Slightly off topic, but I’m curious about this. On every home network I’ve ever had, I’ve had a /8 available, which while technically limited is practically infinite for a home network, so I’m wondering if you’re talking about something different that I haven’t encountered.

Do you think that’s really necessary if they are running though HomeKit?

I get good wifi coverage throughout my house but I am reading alot of blogs about wifi devices consuming more power and wifi congestion. I assume if you have a couple of devices it is not an issue, but if I decide to replace all my switches should I even be looking at wifi? Truth be told it is the price of the wifi switches that is so appealing.

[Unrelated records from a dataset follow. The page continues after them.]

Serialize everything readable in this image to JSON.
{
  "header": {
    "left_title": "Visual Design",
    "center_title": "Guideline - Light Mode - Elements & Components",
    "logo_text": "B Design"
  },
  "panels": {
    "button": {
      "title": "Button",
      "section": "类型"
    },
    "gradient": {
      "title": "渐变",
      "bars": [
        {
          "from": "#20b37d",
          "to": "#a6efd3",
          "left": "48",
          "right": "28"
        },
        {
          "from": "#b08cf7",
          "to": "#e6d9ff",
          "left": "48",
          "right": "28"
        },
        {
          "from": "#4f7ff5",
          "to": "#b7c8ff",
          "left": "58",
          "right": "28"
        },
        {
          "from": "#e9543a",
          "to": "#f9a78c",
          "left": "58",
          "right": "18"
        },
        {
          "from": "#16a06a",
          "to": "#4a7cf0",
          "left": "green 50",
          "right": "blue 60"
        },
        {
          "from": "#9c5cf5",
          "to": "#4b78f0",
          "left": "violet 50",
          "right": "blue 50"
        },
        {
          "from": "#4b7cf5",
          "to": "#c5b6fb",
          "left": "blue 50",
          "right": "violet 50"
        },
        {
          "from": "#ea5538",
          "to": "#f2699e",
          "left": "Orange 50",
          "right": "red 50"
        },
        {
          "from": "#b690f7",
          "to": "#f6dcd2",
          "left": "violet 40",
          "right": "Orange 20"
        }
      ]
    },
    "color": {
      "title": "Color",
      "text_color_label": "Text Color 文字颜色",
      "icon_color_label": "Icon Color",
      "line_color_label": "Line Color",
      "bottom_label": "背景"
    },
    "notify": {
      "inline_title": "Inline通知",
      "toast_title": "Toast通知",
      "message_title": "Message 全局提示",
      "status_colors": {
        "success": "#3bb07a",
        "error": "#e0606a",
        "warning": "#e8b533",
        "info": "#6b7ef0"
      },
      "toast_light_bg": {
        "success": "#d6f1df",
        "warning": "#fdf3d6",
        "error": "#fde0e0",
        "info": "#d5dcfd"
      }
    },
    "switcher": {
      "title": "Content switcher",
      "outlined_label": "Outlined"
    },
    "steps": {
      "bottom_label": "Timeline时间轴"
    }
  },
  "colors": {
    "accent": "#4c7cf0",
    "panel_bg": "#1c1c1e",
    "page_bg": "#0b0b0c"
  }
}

/8 subnet mask is a class A router providing 16,777,216 addresses. Most routers for home use are /24 i.e 256 possible addresses though .0 is not used, .1 is reserved for your router and 254 and 255 are broad cast addresses so 253 actual available. For most that is enough but with the proliferation of IoT devices, it might get cramped.

Which router(s) did you use that had a /8 mask?

Close enough :wink:

The Eero system that I have now lets me choose one; Apple’s Airports did (Extreme at least); older D-Link ones did as well. I don’t recall ever having a home wireless router that wouldn’t let me select any of the networks specified in RFC1918 for internal use, including the range of addresses, the lease subnet address, and the netmask.

Unless I am gravely mistaken, “running through HomeKit” doesn’t mean only HomeKit can access them.

WiFi based IoT runs into other problems well before address space. Each device uses bandwidth, and generates heat from CPU use in your networking equipment. Most networking equipment is fairly low powered, as a computer. You’ll also run into latency issues. Typically you’ll run into issues around 20-50 devices. A good mesh system can scale further. However, the performance simply is better with a dedicated bridge or hub to coordinate many small devices and you’ve the confidence that the hub has been tested to work with the specific devices you have, and with many more of those devices than you have.